Fin et début, l’été 1914 est crucial chez les Thibault !

L’été 1914 n’en finit pas chez Roger Martin du Gard… Gallimard en a jugé ainsi, tronçonnant le texte en deux parties, deux volumes.1 On y retrouve Jacques Thibault, toujours aussi tourmenté. Jacques et Jenny se sont enfin avoués leur amour. Pourtant, Jacques va préférer le combat politique à la vie de couple. Il y trouvera la mort. Antoine Thibault est, quant à lui, mobilisé. Loin de fuir, Antoine se prépare à servir son pays, le stéthoscope à la main !

Antoine Thibault, avec Anne c’est fini !

Depuis qu’Antoine a rencontré Simon Battaincourt, il ne vit plus. Le remord le tenaille. Pas question, dans ces conditions, de répondre à l’appel de sa maîtresse. Avec Anne, c’est fini ! Depuis qu’Antoine a pris la décision de rompre, tout va pour le mieux. « Oui, il lui semblait être lavé d’une sorte de souillure. »

Antoine Thibault, avec la guerre ça commence

Antoine est mobilisé. Il ne reculera pas. Bien décidé à être utile, il vide sa malle des vêtements qui y étaient soigneusement rangés, pour les remplacer par des « bandes, compresses, pinces, seringues, anesthésiques et désinfectants. »

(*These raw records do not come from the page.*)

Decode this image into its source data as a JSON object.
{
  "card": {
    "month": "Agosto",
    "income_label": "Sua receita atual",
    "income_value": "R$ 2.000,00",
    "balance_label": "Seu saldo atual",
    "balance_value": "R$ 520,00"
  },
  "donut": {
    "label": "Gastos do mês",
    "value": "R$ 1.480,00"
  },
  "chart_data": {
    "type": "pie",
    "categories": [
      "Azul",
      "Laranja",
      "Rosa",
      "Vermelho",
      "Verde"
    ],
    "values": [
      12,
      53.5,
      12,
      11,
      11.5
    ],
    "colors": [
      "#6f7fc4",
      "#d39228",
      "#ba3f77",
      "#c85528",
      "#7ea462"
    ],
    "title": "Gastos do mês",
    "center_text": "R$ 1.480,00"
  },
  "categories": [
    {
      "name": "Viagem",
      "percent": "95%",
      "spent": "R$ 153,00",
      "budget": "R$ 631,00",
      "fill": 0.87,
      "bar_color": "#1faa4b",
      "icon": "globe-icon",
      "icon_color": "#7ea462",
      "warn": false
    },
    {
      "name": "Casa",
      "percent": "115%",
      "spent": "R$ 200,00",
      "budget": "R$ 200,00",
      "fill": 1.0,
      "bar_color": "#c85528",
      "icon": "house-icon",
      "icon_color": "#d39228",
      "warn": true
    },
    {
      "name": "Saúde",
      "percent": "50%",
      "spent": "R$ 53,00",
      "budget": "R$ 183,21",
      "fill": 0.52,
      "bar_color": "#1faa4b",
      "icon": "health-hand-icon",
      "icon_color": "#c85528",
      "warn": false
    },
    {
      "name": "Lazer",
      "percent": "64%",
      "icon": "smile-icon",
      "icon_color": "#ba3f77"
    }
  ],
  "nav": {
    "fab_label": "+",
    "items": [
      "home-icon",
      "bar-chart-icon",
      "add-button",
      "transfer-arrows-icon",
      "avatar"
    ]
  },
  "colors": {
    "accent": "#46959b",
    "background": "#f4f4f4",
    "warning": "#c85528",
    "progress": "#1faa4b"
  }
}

Anne de Battaincourt, avec Antoine c’est fini !

Anne l’a bien compris. « Tony » ne veut plus d’elle ! Tony ne répond plus au téléphone, ne répond plus à ses courriers. Tony est un « cœur sec » ! La belle Anne se sent vieillie. Un bain, peut-être, pour chasser le chagrin ? Oui, Anne tente d’endormir sa peine dans un « bain très chaud » ! Mais, elle n’y parvient pas. Antoine occupait une place beaucoup trop importante dans sa vie pour qu’elle puisse s’en passer du jour au lendemain !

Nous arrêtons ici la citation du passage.